Growing divergence across states in mean incomes does not explain the increase in inequality observed in the survey data. Divergence across states is often pointed to as the main source of rising inequality. Indeed, inequality in mean incomes across states is increasing, according to national accounts data (figure 16). Rich states used to have average incomes twice those of poor states in the 1970s; now the ratio is closer to four times. However, despite the clear evidence of divergence across states in incomes as measured by the national accounts, a decomposition analysis of inequality, using survey data between states, or between high-growth and low-growth regions, reveals that only a very small, albeit growing, share of overall consumption inequality can be attributed to differences in mean consumption levels between states. In other words, inequality of consumption within states, and within regions, dominates.
Increased returns to education appear to be an important factor. A similar inequality decomposition exercise (figure 17) shows that in urban areas, the share of inequality explained by a simple division of the population into those with and those without a primary education shows very little change. But the share of inequality explained when the population is divided into those with and those without a graduate education doubles to almost 20 percent in 2004–05, up from only 11 percent in 1983. The rural analysis tells a slightly different story. There, the share in inequality using both decompositions rises, more so for the graduates, but from a very low base.

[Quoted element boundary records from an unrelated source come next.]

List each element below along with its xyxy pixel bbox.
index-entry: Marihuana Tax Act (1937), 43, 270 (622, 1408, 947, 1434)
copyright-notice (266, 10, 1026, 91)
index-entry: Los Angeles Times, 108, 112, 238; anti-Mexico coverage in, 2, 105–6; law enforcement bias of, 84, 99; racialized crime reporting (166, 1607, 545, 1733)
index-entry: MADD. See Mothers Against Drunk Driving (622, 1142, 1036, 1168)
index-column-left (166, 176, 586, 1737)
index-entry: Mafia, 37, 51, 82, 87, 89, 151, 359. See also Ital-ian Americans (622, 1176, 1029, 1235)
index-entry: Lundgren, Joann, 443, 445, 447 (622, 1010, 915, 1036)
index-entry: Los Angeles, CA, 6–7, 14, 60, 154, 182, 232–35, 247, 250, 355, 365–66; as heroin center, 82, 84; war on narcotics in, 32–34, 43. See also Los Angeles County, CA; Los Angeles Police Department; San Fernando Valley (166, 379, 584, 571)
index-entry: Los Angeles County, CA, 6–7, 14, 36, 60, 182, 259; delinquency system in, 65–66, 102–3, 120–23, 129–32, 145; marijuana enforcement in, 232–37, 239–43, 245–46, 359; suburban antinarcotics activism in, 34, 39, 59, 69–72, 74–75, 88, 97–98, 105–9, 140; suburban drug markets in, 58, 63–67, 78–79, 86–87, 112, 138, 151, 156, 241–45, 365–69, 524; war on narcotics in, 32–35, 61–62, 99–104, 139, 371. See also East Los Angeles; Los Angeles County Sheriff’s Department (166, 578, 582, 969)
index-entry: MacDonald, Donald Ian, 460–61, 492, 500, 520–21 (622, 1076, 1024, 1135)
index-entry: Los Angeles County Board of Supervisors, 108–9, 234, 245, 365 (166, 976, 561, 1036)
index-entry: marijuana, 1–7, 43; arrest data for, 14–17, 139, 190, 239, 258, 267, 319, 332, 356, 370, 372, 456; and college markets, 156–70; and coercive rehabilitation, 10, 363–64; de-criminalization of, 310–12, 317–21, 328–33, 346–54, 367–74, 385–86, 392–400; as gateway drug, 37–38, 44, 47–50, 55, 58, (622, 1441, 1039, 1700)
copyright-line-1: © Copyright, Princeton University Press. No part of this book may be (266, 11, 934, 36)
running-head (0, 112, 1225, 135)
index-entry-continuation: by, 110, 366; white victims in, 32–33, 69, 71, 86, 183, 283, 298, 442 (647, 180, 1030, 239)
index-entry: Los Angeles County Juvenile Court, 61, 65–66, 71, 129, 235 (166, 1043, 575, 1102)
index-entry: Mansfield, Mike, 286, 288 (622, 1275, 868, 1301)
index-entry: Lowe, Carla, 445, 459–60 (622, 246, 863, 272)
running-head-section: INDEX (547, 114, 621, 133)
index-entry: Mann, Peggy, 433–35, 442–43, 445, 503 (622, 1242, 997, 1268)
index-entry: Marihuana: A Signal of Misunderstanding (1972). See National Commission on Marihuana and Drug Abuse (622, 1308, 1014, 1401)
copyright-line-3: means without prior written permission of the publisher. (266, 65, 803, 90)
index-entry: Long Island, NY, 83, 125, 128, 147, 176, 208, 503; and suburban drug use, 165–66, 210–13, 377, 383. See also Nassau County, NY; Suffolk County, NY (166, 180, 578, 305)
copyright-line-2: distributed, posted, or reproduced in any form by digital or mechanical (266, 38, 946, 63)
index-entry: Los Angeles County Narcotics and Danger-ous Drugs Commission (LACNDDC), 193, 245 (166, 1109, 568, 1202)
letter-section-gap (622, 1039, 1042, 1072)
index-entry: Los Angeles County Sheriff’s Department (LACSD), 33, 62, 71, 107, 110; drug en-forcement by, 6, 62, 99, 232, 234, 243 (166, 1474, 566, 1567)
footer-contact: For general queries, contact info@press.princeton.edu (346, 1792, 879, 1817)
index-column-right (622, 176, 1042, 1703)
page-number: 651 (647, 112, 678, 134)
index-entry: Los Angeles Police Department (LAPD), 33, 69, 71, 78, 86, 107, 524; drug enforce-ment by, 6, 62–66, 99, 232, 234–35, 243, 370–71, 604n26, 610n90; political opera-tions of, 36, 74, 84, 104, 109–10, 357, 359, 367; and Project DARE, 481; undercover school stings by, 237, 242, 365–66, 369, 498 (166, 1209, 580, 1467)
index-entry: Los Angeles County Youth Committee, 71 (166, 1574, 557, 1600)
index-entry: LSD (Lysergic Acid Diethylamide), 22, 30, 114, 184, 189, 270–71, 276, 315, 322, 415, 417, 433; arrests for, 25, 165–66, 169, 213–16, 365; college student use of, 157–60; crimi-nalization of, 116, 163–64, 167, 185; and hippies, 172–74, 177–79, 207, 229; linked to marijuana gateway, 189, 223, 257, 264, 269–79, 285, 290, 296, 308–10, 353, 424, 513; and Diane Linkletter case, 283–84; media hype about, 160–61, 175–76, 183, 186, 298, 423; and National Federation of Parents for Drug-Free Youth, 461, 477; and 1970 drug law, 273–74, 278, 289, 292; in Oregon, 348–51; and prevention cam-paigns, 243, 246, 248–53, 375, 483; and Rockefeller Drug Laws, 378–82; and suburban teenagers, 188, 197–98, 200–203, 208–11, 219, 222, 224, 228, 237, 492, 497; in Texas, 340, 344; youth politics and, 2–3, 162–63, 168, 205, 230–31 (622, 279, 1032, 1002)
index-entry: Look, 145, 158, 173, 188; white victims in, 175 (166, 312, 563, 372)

This evidence fits well with the story of the growing non-farm sector told earlier, as we know that the less the countryside is dominated by agriculture, the more important education is. Even completing primary education increases the chances of escaping the farm. That education is a source of rising inequality appears paradoxical inasmuch as access to education is becoming much more equitable over time. However, inequalities in learning are high in India—among the highest in the world, and rewards to skills are becoming more unequal (Dutta 2006; Kijima 2006).
Some types of inequality, but not all, are harmful for growth and economic development. The link between inequality and poverty is far from straightforward. Everything else being equal, a rise in inequality will dampen the poverty-reducing impact of an increase in mean incomes. But everything else is not equal, and some growth accelerations might not be possible without an increase in inequality. The analysis suggests that the recent experience of India might fall into such a category, with increasing returns to education a necessary requirement for its recent rapid growth.
Even so, rising inequality can be of concern for other reasons. Some inequalities may be more structural and exclude groups from the development process.